Magnus de Sylvie Germain
Editeur : Folio
Année de sortie : 2012
Nombre de pages : 265
Synopsis : « D’un homme à la mémoire lacunaire, longtemps plombée de mensonges puis gauchie par le temps, hantée d’incertitudes, et un jour soudainement portée à incandescence, quelle histoire peut-on écrire ? » Franz-Georg, le héros de Magnus, est né avant la guerre en Allemagne. De son enfance, « il ne lui reste aucun souvenir, sa mémoire est aussi vide qu’au jour de sa naissance. » Il lui faut tout réapprendre, ou plutôt désapprendre ce passé qu’on lui a inventé et dont le seul témoin est un ours en peluche à l’oreille roussie : Magnus. Dense, troublante, cette quête d’identité a la beauté du conte et porte le poids implacable de l’Histoire.
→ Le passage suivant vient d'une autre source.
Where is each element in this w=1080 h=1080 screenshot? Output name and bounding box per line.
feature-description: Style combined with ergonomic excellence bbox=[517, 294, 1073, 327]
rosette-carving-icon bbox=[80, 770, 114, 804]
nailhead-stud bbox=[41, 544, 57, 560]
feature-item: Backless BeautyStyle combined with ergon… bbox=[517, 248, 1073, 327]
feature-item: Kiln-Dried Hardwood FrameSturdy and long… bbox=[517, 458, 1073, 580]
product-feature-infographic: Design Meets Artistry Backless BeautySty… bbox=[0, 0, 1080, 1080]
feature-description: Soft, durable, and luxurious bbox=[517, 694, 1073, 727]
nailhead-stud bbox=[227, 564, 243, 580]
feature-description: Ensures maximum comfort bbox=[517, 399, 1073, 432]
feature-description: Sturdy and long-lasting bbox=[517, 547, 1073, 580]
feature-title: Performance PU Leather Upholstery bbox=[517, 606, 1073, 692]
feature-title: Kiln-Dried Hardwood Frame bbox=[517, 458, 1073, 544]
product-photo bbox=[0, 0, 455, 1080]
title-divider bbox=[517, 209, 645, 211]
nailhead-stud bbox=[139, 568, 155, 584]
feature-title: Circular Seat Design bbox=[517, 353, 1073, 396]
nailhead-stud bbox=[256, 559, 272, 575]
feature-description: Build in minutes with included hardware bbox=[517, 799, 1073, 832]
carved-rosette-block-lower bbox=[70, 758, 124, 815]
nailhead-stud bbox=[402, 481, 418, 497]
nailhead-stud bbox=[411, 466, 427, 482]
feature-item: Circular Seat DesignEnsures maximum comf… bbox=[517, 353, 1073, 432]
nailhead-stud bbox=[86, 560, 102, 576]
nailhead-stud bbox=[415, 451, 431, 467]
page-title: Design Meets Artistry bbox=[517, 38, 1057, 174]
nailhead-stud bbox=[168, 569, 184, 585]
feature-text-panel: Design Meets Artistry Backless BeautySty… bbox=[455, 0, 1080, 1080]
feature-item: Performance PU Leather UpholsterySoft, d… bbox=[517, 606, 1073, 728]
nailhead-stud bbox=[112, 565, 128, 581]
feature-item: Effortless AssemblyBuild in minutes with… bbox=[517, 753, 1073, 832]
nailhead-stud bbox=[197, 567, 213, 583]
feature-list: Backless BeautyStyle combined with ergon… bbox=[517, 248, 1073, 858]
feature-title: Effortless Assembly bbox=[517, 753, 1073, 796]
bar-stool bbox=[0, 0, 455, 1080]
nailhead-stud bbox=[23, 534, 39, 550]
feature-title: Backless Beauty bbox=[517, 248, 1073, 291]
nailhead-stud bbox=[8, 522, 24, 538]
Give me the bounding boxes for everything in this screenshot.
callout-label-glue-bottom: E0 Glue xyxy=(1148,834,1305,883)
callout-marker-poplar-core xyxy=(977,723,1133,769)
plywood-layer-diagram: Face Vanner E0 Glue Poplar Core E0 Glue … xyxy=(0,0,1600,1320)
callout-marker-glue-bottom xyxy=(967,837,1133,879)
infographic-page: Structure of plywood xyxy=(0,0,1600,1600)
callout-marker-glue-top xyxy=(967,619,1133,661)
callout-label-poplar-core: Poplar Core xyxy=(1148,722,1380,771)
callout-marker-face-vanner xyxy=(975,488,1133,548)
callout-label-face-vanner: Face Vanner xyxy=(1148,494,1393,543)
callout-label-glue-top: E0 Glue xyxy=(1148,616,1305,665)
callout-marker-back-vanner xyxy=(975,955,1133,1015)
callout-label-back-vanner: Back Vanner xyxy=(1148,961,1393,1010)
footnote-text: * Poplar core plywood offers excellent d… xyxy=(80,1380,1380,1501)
Elle s’inscrit au cœur d’une œuvre impressionnante de force et de cohérence qui fait de Sylvie Germain un des écrivains majeurs de notre temps.
Avis :Je ne connaissais pas du tout ce livre avant de savoir que j’allais l’étudier en cours. Le synopsis me donnait l’impression que le lecteur allait lire la vie d’un petit garçon. La couverture correspond bien à la description de l’ours du personnage principal.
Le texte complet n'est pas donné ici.